Me, I blame that nice Mr Darling. If he hadn't used anti-terrorist legislation to seize the Icelandic assets in British banks and if he hadn't insisted on penal terms for the repayment by Iceland of the money he'd used to compensate British institutions for the losses of their Icelandic investments, we might not be facing the revenge of the Norns in the form of all this ash. But there's no use crying over spilt milk.
According to The Independent, the situation is as follows:
The last time the Eyjafjallajoekull volcano on the southern flank of Iceland erupted was in 1821 and that event took almost two years to subside. Volcanologists are unsure whether the current eruption is going to be a similar, long-lived affair with months or even years of air-traffic disruption.

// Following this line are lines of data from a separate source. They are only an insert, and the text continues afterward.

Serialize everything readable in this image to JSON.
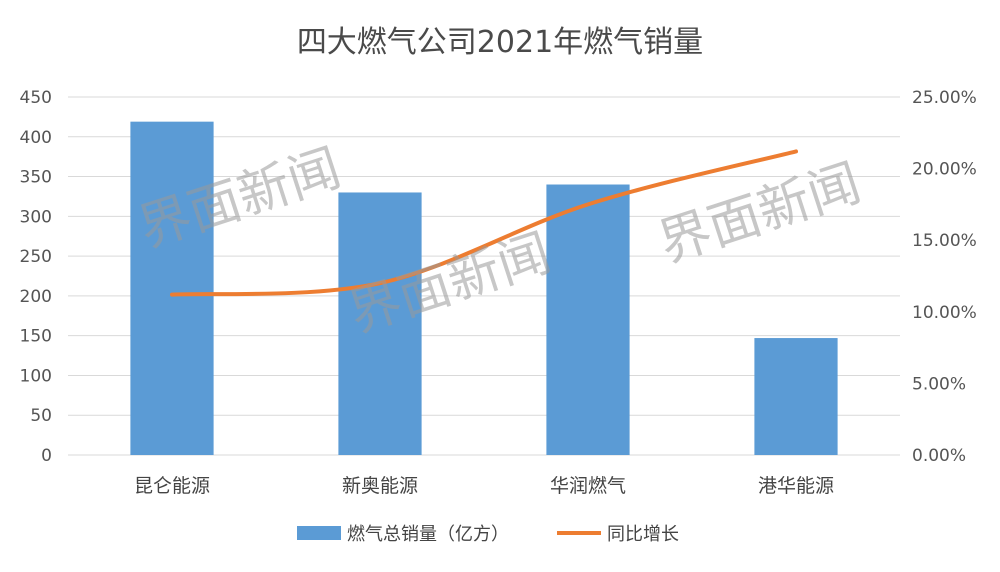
{
  "chart_data": {
    "type": "bar",
    "title": "四大燃气公司2021年燃气销量",
    "categories": [
      "昆仑能源",
      "新奥能源",
      "华润燃气",
      "港华能源"
    ],
    "series": [
      {
        "name": "燃气总销量（亿方）",
        "type": "bar",
        "axis": "left",
        "values": [
          419,
          330,
          340,
          147
        ],
        "color": "#5b9bd5"
      },
      {
        "name": "同比增长",
        "type": "line",
        "axis": "right",
        "values": [
          0.112,
          0.12,
          0.175,
          0.212
        ],
        "color": "#ed7d31"
      }
    ],
    "y_left": {
      "ylim": [
        0,
        450
      ],
      "ticks": [
        "0",
        "50",
        "100",
        "150",
        "200",
        "250",
        "300",
        "350",
        "400",
        "450"
      ]
    },
    "y_right": {
      "ylim": [
        0,
        0.25
      ],
      "ticks": [
        "0.00%",
        "5.00%",
        "10.00%",
        "15.00%",
        "20.00%",
        "25.00%"
      ]
    },
    "grid": true,
    "legend_position": "bottom"
  },
  "watermark": "界面新闻"
}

This eruption is not particularly big, but there is a possibility that it might continue for weeks or months, making it difficult for air-traffic controllers who have to take every precaution to prevent aircraft from flying into a cloud of ash, which cannot be detected by an aircraft's on-board radar.
Now think about that for a moment. Let us say that the interruption to air traffic lasts for the next six months. No summer holidays this year, not if they require flights; not even any weekend mini-breaks (unless you fancy Blackpool or Rothesay). Sport will be disrupted - how will Man U or Bayern Munich get to Madrid for the Champions League final? I understand that there are already doubts about this weekend's Heineken Cup matches. And what about the World Cup in South Africa?
Then there are the airlines - how many of them would survive a prolomged lay-off? And all those jobs at airports.
Let us hope that the volcano stops spouting and the wind changes. Soon.